In November 2019, news sent shockwave across the wine industry: the US was imposing 25% tariffs on wine exports from select EU countries; affected wines include those under 14% alcohol by volume from France, Germany, Spain and the UK. Wine drinkers in the US were afraid that this meant even higher prices for the indulgence.
However, it seems that the fear is overblown – for those who don’t hold a particular dislike for homegrown wine, at least. A new CNN report this week showed that the price of wine is expected to drop to its lowest levels in five years thanks, in part, to a surplus of California grapes. And the cheaper prices may even last up to three years.
This is a good illustration of the long investment cycle and the volatility of the wine industry. Vineyards in Northern California began planting thousands of acres of new vines in 2016, and with more efficient harvesting methods, it has led to more bountiful harvests of grapes. Until 2015, wine shipments had grown, almost predictively, for two decades.
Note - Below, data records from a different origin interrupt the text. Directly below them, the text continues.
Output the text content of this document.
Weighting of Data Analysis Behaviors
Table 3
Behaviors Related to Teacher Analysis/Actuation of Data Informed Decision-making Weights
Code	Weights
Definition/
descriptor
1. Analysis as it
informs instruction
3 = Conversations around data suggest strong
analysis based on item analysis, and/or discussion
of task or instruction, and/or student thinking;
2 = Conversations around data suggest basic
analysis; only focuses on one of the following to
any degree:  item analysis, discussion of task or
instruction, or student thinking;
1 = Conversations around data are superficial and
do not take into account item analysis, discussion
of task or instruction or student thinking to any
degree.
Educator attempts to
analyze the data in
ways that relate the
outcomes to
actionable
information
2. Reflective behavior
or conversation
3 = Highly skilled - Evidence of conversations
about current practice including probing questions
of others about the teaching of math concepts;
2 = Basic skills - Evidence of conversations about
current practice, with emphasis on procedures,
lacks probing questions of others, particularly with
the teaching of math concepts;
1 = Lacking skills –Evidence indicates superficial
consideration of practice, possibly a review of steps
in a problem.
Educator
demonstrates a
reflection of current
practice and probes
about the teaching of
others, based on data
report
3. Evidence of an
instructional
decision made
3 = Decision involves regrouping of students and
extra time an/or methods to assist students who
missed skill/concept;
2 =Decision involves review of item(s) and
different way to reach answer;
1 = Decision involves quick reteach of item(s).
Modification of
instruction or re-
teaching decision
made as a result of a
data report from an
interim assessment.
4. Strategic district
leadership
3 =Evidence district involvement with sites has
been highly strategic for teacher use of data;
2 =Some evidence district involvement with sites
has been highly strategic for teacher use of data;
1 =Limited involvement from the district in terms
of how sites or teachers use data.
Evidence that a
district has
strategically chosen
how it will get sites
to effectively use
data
But wine consumption dropped for the first time in 2016 and the slowdown in growth has caught the industry by surprise. Since it takes up to five years to bring wine to market from the initial planning stages of planting a vineyard, it makes hitting future demand very complicated. In this case, the 2015-2016 planting overshot demand. That’s why we’re seeing lower price wines hitting the shelves this year.
So let's raise our glasses and toast to cheaper wine.